Rosamund Pike (l.) und Dianne Wiest.

Foto: AP/Seacia Pavao

„Ich will nur helfen“, sagt Marla Grayson (Rosamunde Pike) und versucht, dabei so herzlich wie möglich zu gucken, was der kühlen Blonden nur schwerlich gelingt. Mit ihrer Masche überzeugt sie den gutmütigen Richter und hat aus ihrem Vormundschaftsmodell ein angesehenes Business mit mehreren Angestellten gemacht. Die von ihr gemolkenen „Cashcows“ hängen als Fotos an der Wand ihres Büros: meist alleinstehende Senioren, denen per Gerichtsbeschluss bescheinigt wird, dass sie nicht mehr allein leben können und einen Vormund benötigen. Sie landen im Heim, werden mit Tabletten sediert, während ihr Besitz zu Geld gemacht wird.

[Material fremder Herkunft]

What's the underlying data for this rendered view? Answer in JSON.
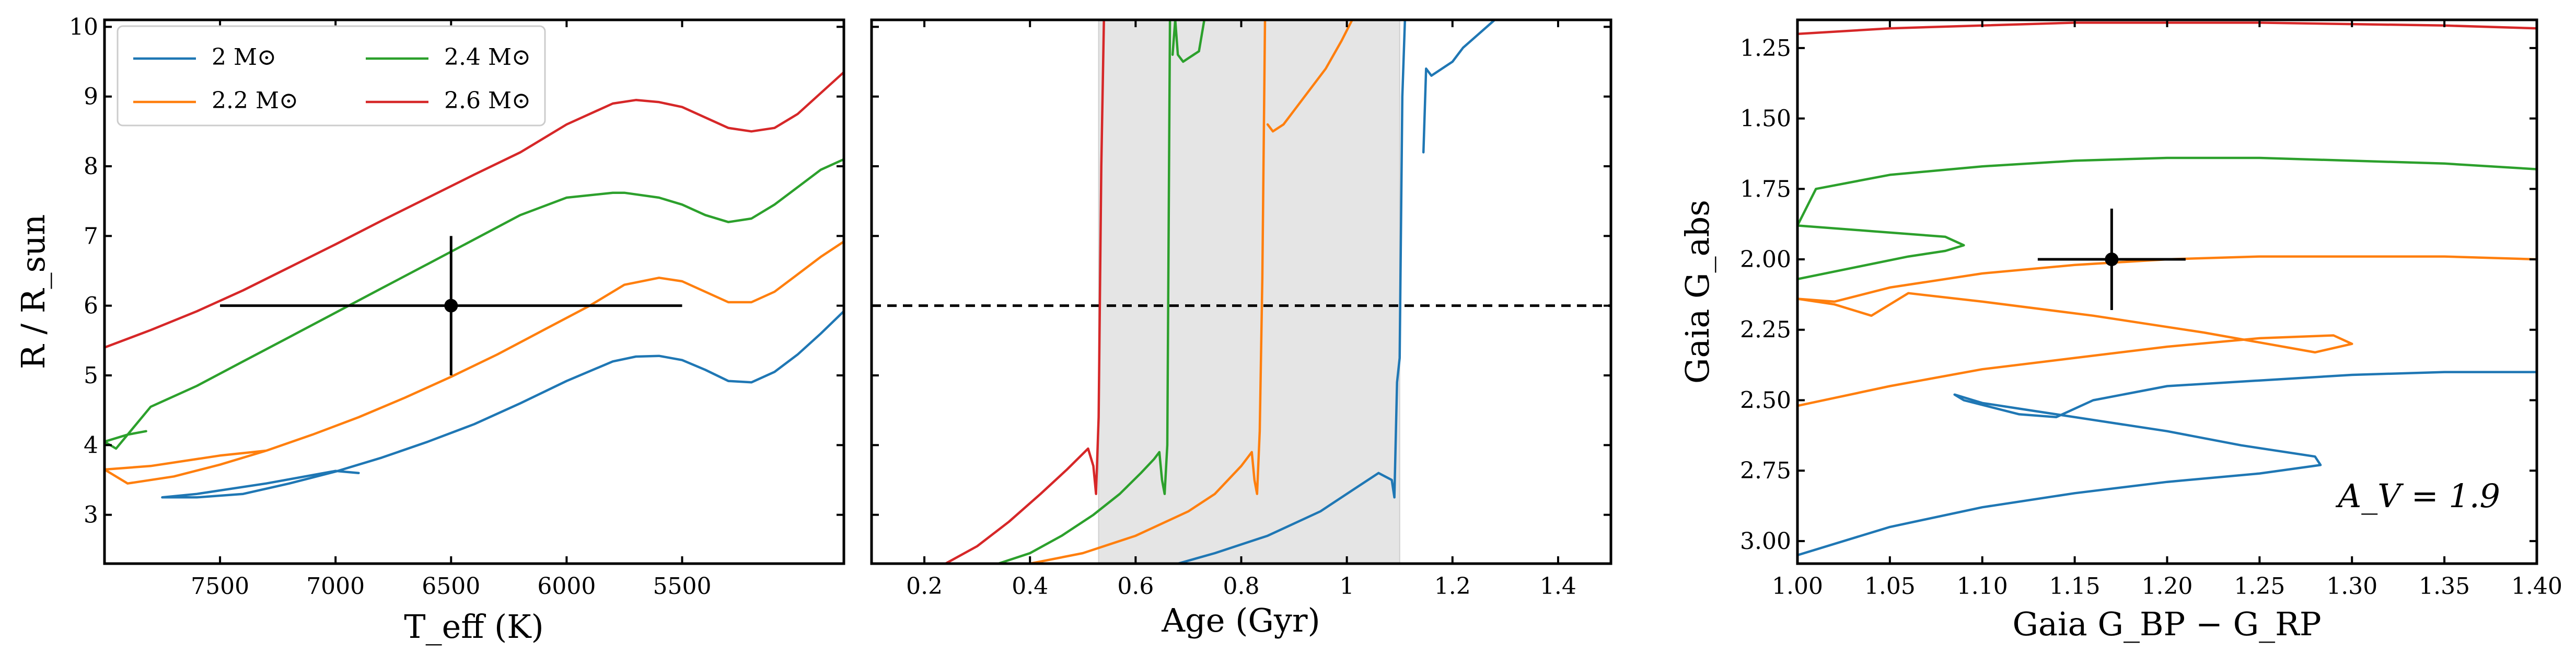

So plant es die geschäftstüchtige Marla auch mit Jennifer Peterson (Dianne Wiest). Doch dann läuft alles anders als gedacht, denn die renitente Rentnerin besitzt nicht nur eine falsche Identität und einen heimlichen Sohn (Peter Dinklage), der die örtliche russische Mafia anführt, sondern auch Diamanten im Wert von mehreren Millionen. Ein schwarzhumoriges und überaus unterhaltsames Katz-und-Maus-Spiel beginnt, dessen ambivalentes Ende mittlerweile im Netz für einige Diskussion sorgt.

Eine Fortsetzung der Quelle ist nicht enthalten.